Howardena Pindell’s art can seem as if it were made by two separate people. There are the huge canvases where stencilled dots or tiny, hole-punched discs of paper amass like drifts of leaves, which she began making while working as MoMA’s first African American curator in 1970s New York. And then there’s the work that has challenged social injustice with a gut-punch directness since the 80s.
It is clear, though, speaking with the 78-year-old ahead of her first UK solo exhibition in a public gallery, that her swirling abstract constellations are not entirely devoid of politics. As a young curator, she’d seen artists with museum day jobs give up their creative lives. Not her. She found time for painting because “the racism [at MoMA at the time] meant I was left out of certain activities. I loved being an artist and I had the stamina to work at night.”
In 1979, this institutional racism grew too much and Pindell’s activism made its way into her art. Following years of exclusion from work parties and enduring some of her white colleagues’ uninterest in Black women’s experiences, she quit MoMA. Then, when the gallery staged a show with the N-word in its title, Pindell and her friends protested – only to be accused of censorship. The year ended with a major car crash that left her with head injuries and memory problems.

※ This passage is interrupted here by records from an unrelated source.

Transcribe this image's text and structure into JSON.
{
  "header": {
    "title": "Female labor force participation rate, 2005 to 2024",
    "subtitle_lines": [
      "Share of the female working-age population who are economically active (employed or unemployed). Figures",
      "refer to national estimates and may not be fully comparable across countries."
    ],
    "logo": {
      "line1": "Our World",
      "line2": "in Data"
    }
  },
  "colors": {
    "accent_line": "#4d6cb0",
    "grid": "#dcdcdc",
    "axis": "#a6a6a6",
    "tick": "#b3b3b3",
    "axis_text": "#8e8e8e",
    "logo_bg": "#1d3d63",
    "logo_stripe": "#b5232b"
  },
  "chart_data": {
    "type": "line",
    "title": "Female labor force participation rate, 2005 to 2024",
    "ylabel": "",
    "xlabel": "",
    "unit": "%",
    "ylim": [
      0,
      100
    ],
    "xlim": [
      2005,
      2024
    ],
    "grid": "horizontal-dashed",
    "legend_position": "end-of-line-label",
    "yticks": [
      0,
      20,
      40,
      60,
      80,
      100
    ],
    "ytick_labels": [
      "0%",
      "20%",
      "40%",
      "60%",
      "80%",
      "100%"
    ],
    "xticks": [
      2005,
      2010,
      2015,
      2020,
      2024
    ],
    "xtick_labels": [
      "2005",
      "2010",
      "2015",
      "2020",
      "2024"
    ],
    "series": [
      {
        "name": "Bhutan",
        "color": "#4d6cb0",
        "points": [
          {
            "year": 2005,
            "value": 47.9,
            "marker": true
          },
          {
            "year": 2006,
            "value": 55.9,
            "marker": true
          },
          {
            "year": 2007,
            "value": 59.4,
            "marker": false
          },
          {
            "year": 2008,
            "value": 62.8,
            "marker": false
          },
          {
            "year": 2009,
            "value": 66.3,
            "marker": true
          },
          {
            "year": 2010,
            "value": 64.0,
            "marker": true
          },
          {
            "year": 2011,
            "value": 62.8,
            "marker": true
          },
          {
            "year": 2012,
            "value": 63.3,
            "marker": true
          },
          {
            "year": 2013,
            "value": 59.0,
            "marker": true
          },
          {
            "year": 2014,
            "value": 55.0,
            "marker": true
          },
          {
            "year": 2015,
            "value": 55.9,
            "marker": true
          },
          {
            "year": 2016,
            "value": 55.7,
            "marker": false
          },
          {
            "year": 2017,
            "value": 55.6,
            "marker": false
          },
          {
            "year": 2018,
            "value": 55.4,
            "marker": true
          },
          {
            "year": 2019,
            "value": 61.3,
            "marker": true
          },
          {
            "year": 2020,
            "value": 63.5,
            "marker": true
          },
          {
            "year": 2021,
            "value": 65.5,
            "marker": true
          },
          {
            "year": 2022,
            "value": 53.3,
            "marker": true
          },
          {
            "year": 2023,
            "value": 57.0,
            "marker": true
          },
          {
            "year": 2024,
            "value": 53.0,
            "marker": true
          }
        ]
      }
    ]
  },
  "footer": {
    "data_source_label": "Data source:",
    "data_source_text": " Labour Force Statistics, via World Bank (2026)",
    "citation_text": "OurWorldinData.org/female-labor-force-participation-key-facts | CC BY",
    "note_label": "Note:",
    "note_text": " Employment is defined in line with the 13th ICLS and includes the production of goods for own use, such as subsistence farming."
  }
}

Her response was to seize the day and make her voice heard.
Free, White and 21, Pindell’s forceful first video, challenges the dismissive attitudes she met from white feminists. In it, she calmly recounts personal experiences, such as being tied to a bed by a kindergarten teacher or being propositioned by an old white man at a wedding, to a doubting blond interlocutor who said: “You really must be paranoid. Those things never happened to me.” Since then, she has made uncompromising political work, tackling everything from the Vietnam war to the Aids crisis.
Pindell traces her initial awakening to a childhood ordeal. “I was at a friend’s house and in Life magazine I saw a lynched African man lying over a log, burning from the inside out. White men were standing around him looking thrilled. My friend’s mother was cooking meat, and the smell and sight made me unable to eat meat for a year.” When she suggested a work using the photograph to AIR Gallery, the women’s artists cooperative she co-founded in the 70s, it turned it down. Last year, following George Floyd’s murder, Pindell returned to the image for her second video, Rope/Fire/Water. It’s a masterfully minimalist evocation of brutality with her voiceover providing a bleak history of racist attacks.
While finally making the work was “healing”, she is only hesitantly optimistic about increased exposure for Black artists – “mostly men” and not at “big ‘gold collar’ galleries” – in the wake of Black Lives Matter. Rope/Fire/Water concludes with Martin Luther King’s words of warning: “Injustice anywhere is a threat to justice everywhere.” Pindell’s eyes remain trained on that big picture.
Wrongs and rights – five works by Howardena Pindell
Rope/Fire/Water, 2020
“A gruesome lynching photo in Life magazine that I saw as a child was the reason why I created [the video work] Rope/Fire/Water. It covers lynching, slavery and the civil rights movement. I also make reference to the Middle Passage, where slave ship captains would throw enslaved people overboard for insurance or would dangle them head first over the side of the ship. The sharks would eat them from the head up.”
Separate But Equal Genocide: AIDS, 1991-1992
“These flags are about 6ft tall. The red script represents blood. My cousin had AIDS. He could pass for Black or white, and found the healthcare changed depending on what race he was perceived as. The majority of the names are children who died of AIDS in hospitals in New York City and the Bronx. It’s something you don’t hear about. The others are people I knew.”
Plankton Lace #1, 2020
“Plankton floats on top of the ocean and it’s vital to the planet. But when it blooms, it becomes toxic [it’s thought to worsen with global heating]. The way the circles move within the painting, they’re suggesting ocean currents. It must be really hard to swim through all those different currents.”
Free, White and 21, 1980
This was my first video. I was reacting originally to both the racism in the New York white feminist art movement and in general. I made it after a car accident where I could have died. I decided to express my opinion in my work when I realised how short life can be. The bandages refer to my head injuries.
Untitled, 1974–75
“Circles are an iconic form: the sun, the moon, the Earth, the planets. After I started using them in my work, I remembered a time drinking root beer with my dad as a child. It was during segregation, when it was court-mandated that utensils had to be designated whether someone of colour could use them; they painted huge red dots under the mugs.”